The only enemies I have encountered have been the sharks, tiger sharks and great white sharks.  In real life deep ocean and sharks freak me the hell out so this game has the ability to push my panic buttons.  However the game plays a little warning musical event when they appear so you scramble even if you don’t see them.  In murky water I can’t handle it.  Just the idea that they could be there make me to leave all water explorations for sunny days and clear water.  So far I have not been killed or even attacked by anything in the game.  I get the hell out of the water as soon as I see one.
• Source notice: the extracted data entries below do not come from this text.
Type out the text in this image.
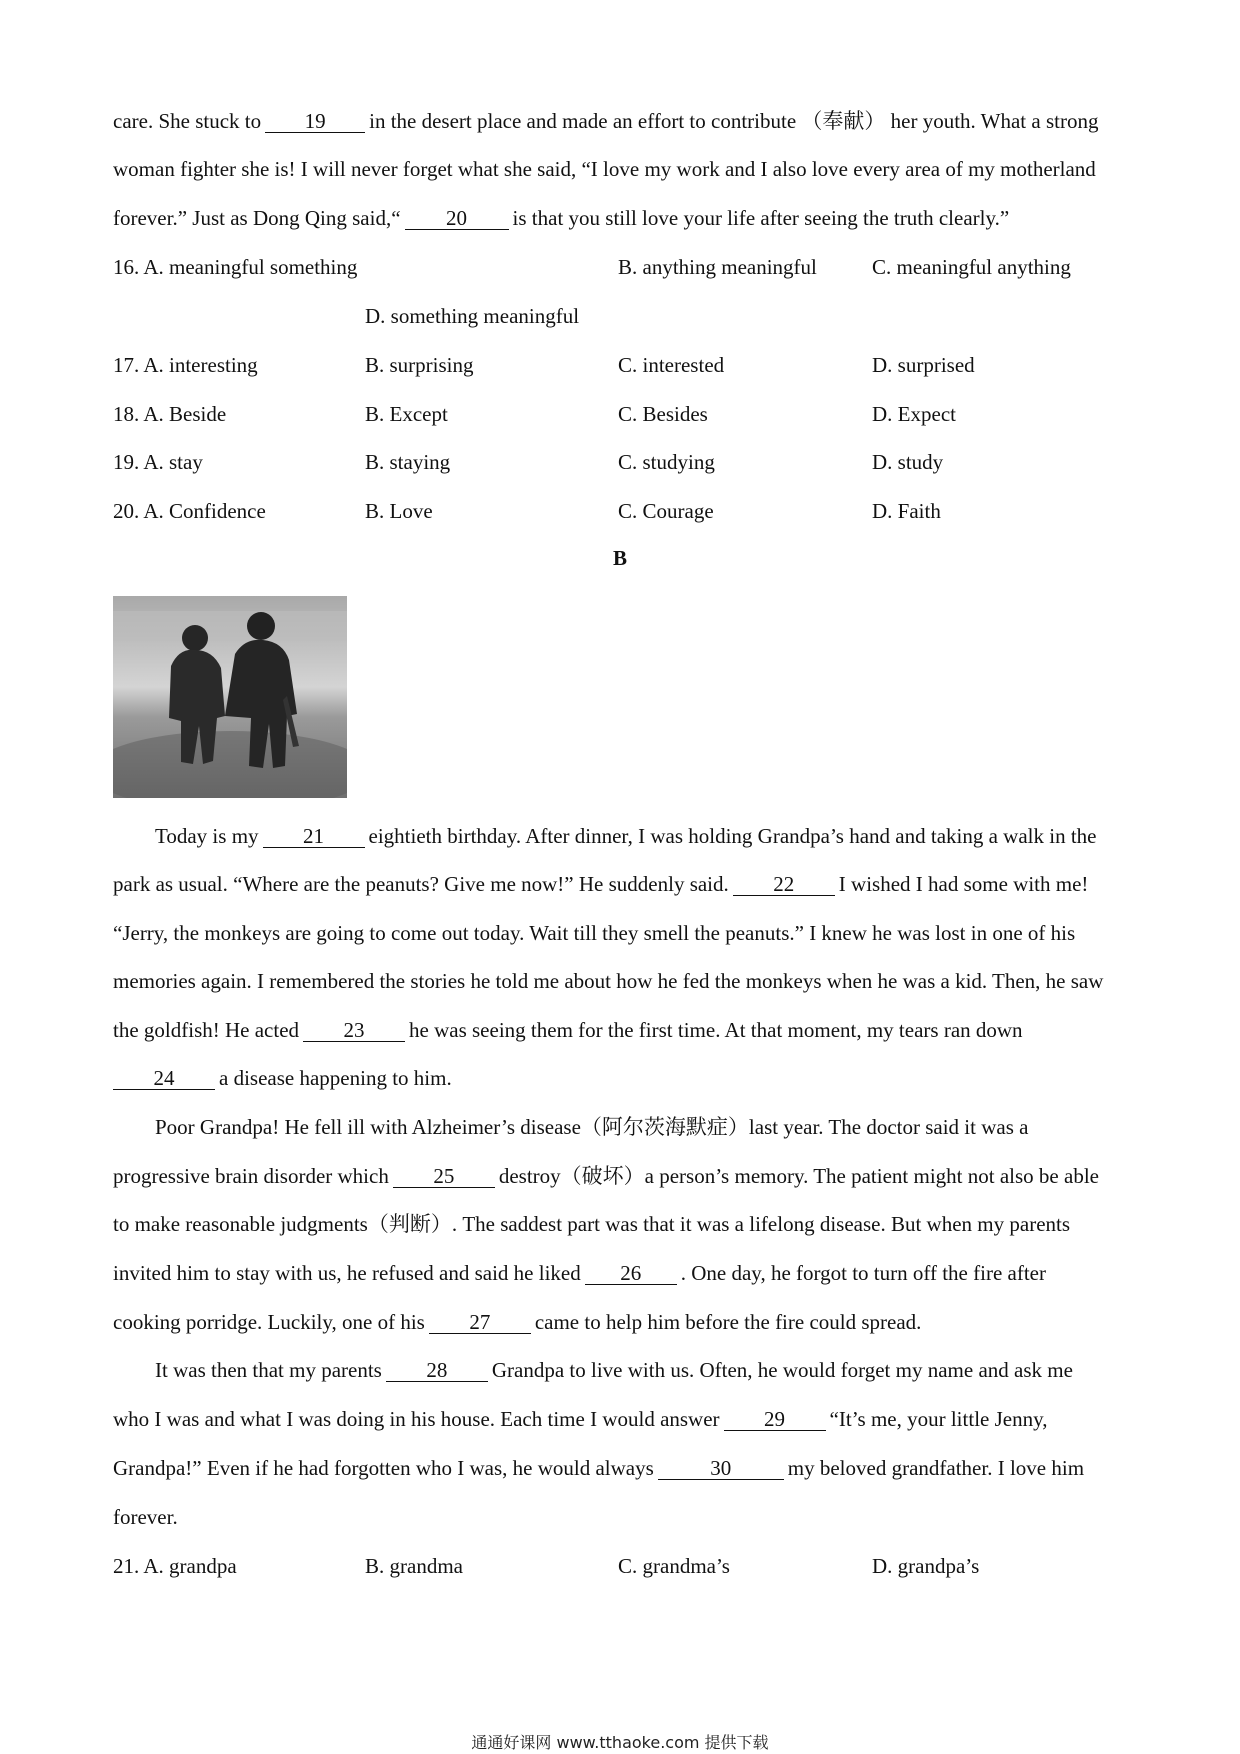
care. She stuck to 19 in the desert place and made an effort to contribute （奉献） her youth. What a strong
woman fighter she is! I will never forget what she said, “I love my work and I also love every area of my motherland
forever.” Just as Dong Qing said,“ 20 is that you still love your life after seeing the truth clearly.”
16. A. meaningful something	B. anything meaningful	C. meaningful anything
D. something meaningful
17. A. interesting	B. surprising	C. interested	D. surprised
18. A. Beside	B. Except	C. Besides	D. Expect
19. A. stay	B. staying	C. studying	D. study
20. A. Confidence	B. Love	C. Courage	D. Faith
B
Today is my 21 eightieth birthday. After dinner, I was holding Grandpa’s hand and taking a walk in the
park as usual. “Where are the peanuts? Give me now!” He suddenly said. 22 I wished I had some with me!
“Jerry, the monkeys are going to come out today. Wait till they smell the peanuts.” I knew he was lost in one of his
memories again. I remembered the stories he told me about how he fed the monkeys when he was a kid. Then, he saw
the goldfish! He acted 23 he was seeing them for the first time. At that moment, my tears ran down
24 a disease happening to him.
Poor Grandpa! He fell ill with Alzheimer’s disease（阿尔茨海默症）last year. The doctor said it was a
progressive brain disorder which 25 destroy（破坏）a person’s memory. The patient might not also be able
to make reasonable judgments（判断）. The saddest part was that it was a lifelong disease. But when my parents
invited him to stay with us, he refused and said he liked 26 . One day, he forgot to turn off the fire after
cooking porridge. Luckily, one of his 27 came to help him before the fire could spread.
It was then that my parents 28 Grandpa to live with us. Often, he would forget my name and ask me
who I was and what I was doing in his house. Each time I would answer 29 “It’s me, your little Jenny,
Grandpa!” Even if he had forgotten who I was, he would always	30	my beloved grandfather. I love him
forever.
21. A. grandpa	B. grandma	C. grandma’s	D. grandpa’s
通通好课网 www.tthaoke.com 提供下载
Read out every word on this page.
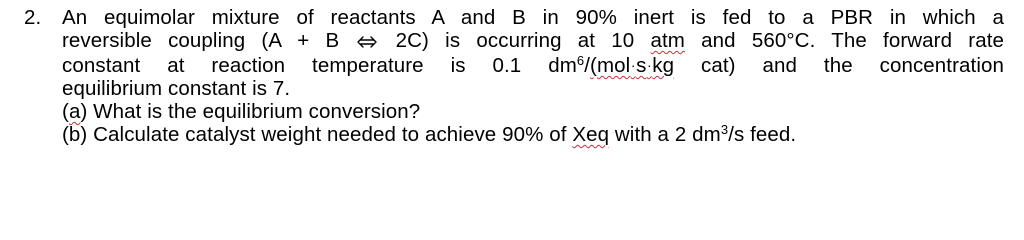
2.	An equimolar mixture of reactants A and B in 90% inert is fed to a PBR in which a
reversible coupling (A + B ⇌ 2C) is occurring at 10 atm and 560°C. The forward rate
constant at reaction temperature is 0.1 $dm^6/(mol\cdot s\cdot kg$ cat) and the concentration
equilibrium constant is 7.
(a) What is the equilibrium conversion?
(b) Calculate catalyst weight needed to achieve 90% of Xeq with a 2 $dm^3/s$ feed.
I have however died several times, but not to the sharks.  All times it has been from falling while climbing for coconuts.  Climbing the trees is really clunky.  You never really know when or why you are going to fall.  Sometimes you don’t and sometimes you drop from what seems like no reason at all.  Often the game feels confused as to which direction the inputs mean.  Generally pressing forward would make you climb and pressing backwards should make you descend but this doesn’t always work.  I’ve had several occasions when pressing back makes me continue going up so you start using a little lateral movement to get the right results which can often make you fall.  Hitting the ground sometimes does nothing, sometimes you break a limb, and sometimes you die outright.  Breaking a limb causes your health to start dropping to zero and you have to eat and drink much more.  Also your wrist watch view becomes terribly skewed and you can hardly get into a position to view it at all.  I would assume crafting bandages would help but that requires cloth when I have only found once.  My health dropped to zero and then nothing.  My watch kept beeping at me but there was nothing I could really do about it.  I didn’t die and eventually got sick of it and started over.

I think the game has great potential and I hope it will reach for it.  It's possible I have not played enough to get the full scope of the game but Steam says I've played 9 hours which is enough time for me to have some solid opinions. I think the food/water system needs an overhaul.  Coconut should only keep you barely alive forcing you to seek out fish and other food sources with more drive.  Islands with a more stable environment involving small mountains and fresh water streams to seek would be great.  Tropical storms with high waves and lightning would really shake up the easy lull of the current difficulty and cause the players to create high building structures to escape the rising water.  The introduction of daily tide cycles and ocean currents could also add to the difficulty.  I think they have a good game on their hands that could be an excellent game if the continued development has the funds to do so.

Note: I did not create the screenshots. They were gathered from Google.